Tragiczny finał awantury o alkohol. Nowe fakty w sprawie ukrytych zwłok
Nowe fakty w sprawie znalezienia w jednym z mieszkań na terenie Ścinawy (woj. dolnośląskie) ukrytych w tapczanie zwłok mężczyzny. Okazało się, że został on zamordowany przez 41-letniego współlokatora.
23.01.2015 | aktual.: 26.01.2015 14:56
O sprawie pisaliśmy tydzień temu. W jednym z mieszkań na terenie Ścinawy sąsiedzi znaleźli ukryte w tapczanie zwłoki 62-letniego mieszkańca miasta. Sprawą zajęła się Prokuratura Rejonowa w Lubinie.
Sąsiedzi odnaleźli zwłoki mężczyzny 15 stycznia 2015 r., kiedy postanowili wejść do jego mieszkania. Postanowili upewnić się, co dzieje się z niewidzianym od kilku dni sąsiadem. W mieszkaniu dwaj mężczyźni znaleźli zwłoki 62-latka ukryte w tapczanie. Na miejscu pojawiła się policja oraz prokurator.
- Ustalono, że 62-latek od trzech lat mieszkał z 41-letnim mężczyzną, wcześniej przez długi czas bezdomnym. Mężczyźni nadużywali alkoholu, a podczas libacji często dochodziło do awantur i bójek – relacjonuje Liliana Łukasiewicz z Prokuratury Okręgowej w Legnicy.

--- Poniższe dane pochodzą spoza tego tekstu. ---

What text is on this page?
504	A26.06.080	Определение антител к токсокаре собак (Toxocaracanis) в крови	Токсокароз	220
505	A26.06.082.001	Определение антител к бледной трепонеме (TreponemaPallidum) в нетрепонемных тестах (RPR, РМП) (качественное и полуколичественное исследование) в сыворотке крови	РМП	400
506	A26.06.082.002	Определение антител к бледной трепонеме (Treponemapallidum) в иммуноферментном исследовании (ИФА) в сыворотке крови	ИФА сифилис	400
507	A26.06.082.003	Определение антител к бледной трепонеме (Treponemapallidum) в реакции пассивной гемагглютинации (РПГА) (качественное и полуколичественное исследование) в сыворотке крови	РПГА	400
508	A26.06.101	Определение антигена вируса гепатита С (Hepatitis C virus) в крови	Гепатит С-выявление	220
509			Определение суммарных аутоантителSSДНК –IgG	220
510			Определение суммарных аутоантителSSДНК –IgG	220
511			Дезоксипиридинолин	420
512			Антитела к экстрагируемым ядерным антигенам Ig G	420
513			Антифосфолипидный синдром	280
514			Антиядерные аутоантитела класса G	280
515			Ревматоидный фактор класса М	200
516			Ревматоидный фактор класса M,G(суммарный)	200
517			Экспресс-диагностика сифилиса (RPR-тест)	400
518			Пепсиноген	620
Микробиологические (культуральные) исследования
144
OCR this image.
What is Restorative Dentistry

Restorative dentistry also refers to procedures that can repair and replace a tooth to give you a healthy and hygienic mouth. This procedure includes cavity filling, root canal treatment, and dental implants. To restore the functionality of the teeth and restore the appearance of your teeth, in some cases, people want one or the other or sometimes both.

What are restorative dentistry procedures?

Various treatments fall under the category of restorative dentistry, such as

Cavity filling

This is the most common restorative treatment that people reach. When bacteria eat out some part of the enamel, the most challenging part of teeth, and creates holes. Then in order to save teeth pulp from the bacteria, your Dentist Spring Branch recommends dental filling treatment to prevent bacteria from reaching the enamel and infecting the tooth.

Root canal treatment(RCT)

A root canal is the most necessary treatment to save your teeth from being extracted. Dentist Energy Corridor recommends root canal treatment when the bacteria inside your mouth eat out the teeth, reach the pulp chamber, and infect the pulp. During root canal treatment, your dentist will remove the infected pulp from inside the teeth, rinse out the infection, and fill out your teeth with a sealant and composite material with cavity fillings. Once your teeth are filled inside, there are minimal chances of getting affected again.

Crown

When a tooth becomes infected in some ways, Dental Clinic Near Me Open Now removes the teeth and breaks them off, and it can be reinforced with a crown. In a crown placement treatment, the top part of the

W czasie jednej z takich awantur, młodszy z mężczyzn, Grzegorz D. chwycił nóż i dźgnął dwukrotnie swojego współlokatora w klatkę piersiową. Jeden z ciosów przebił płuco 62-latka, doprowadzając do obfitego krwotoku, co doprowadziło do śmierci mężczyzny. Przerażony zabiciem współlokatora D. postanowił zawinąć ciało w worki foliowe i włożył je do tapczanu.
- 41-latek po dokonaniu zabójstwa do mieszkania wracał tylko na noc. Znajomym osobom mówił, że 62-latek musiał wyjechać do brata – dodaje Łukasiewicz.
Grzegorz D. przyznał się do zabójstwa i podczas przeprowadzonej wizji lokalnej powiedział, że zbrodni dokonał przed 31 grudnia 2014 r. Awantura miała wówczas wybuchnąć z powodu tego, że D. nie kupił alkoholu. 41-latek relacjonował, że jego starszy współlokator zaczął bić go drewnianą laską. Wtedy D. sięgnął po nóż. Obecnym podczas wizji lokalnej powiedział, że żałuje swojego czynu i dodał, że nie miał zamiaru zabić 62-latka.
Trwa dalsze postępowanie w tej sprawie. Grzegorz D. odpowie przed sądem za zabójstwo. Grozi mu od 8 lat pozbawienia wolności do dożywocia.